She was like, “No, no. Just make another appointment after your ultrasound.” I left there in tears panicking still. I was like, “I don’t know if I can even try for this VBAC. I may just have to sign up for another surgery. We don’t know.”

So I went back a few weeks later. It was about a month later. It was a long time I felt panic and nerves. So then I saw this other doctor and she was fantastic. I literally left that appointment telling her I loved her. She was so nice and evidence-based.

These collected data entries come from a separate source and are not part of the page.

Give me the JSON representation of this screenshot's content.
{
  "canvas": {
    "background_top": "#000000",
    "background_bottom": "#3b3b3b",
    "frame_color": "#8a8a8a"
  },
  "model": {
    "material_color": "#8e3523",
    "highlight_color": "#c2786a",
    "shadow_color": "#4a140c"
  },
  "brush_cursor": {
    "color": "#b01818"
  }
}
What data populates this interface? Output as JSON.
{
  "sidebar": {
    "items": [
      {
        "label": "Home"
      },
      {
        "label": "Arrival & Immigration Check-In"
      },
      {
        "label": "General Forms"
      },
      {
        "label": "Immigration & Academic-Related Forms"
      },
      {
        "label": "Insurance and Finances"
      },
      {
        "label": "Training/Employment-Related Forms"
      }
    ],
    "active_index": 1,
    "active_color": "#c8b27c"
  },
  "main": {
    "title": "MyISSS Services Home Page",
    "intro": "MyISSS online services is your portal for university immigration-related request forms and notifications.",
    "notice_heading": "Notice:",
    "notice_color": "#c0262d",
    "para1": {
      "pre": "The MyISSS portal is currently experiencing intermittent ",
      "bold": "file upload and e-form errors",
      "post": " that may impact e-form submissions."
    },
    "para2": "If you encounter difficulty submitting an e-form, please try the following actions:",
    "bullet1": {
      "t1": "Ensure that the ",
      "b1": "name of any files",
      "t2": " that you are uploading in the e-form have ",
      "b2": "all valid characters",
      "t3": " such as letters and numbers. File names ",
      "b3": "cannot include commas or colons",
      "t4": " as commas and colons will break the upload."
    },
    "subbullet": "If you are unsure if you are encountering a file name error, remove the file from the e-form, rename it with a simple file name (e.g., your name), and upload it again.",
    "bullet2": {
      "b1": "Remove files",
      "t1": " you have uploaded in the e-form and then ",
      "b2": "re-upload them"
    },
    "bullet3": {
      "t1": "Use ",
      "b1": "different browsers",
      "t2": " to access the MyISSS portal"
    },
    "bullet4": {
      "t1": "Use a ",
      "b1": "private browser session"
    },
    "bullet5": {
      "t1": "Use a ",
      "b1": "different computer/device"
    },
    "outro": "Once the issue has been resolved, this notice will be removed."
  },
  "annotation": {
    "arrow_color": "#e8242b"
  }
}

She took out files and showed me statistics and everything. She explained my previous birth.

Meagan: Wow.

Samantha: She was fantastic. She was like, “You made it to 10 and you were pushing. The baby was just in the wrong position. You’re a perfect candidate.” I was like, “Okay.” She was like, “And the extension is lateral so it was all in the same direction.” She said, “Same direction or low, we have no problem with. It’s if it goes up that we start looking at things a little bit more seriously.” I felt super relieved after that. She told me the reason for my hemorrhage. It was her who told me. She asked me, “Did they try different positions?” I said, “No. They moved me from side to side but pushing, I was all on my back.”

She was like, “We would have gotten you up on hands and knees. We would have done squatting. Did they try to manually turn him?” I said, “Absolutely not. Nothing happened. They literally left me on my own.” She was like, “We would have tried all of those things.” It really validated my whole experience.

Meagan: Absolutely.

Samantha: She is known for doing VBAC after two Cesareans as well. She is one of the only doctors at that hospital who will do it. She is amazing. So that relieved me a lot.

In between that, I hired my doula from a company called Mother Wit. She was fantastic. Her name was Megan Tolbert so I felt like I had a little bit of VBAC Link having a Megan of my own.

Meagan: I love that.

Samantha: I was seeing a chiropractor every two weeks and near the end, once a week. I did pelvic floor physio once a month. I did acupuncture once every two weeks and near the end, I did three intensive types of get-me-into-labor sessions. I did massage therapy just to relax myself because I was pretty high-strung. I did the dates starting at 36 weeks but that was also with the GD diagnosis. It was rough. I did red raspberry leaf tea. I did pumping and hand-expressing colostrum. I had read how important that could be for a gestational diabetes baby. That was something that was really important to me because I had been separated from my first for four hours.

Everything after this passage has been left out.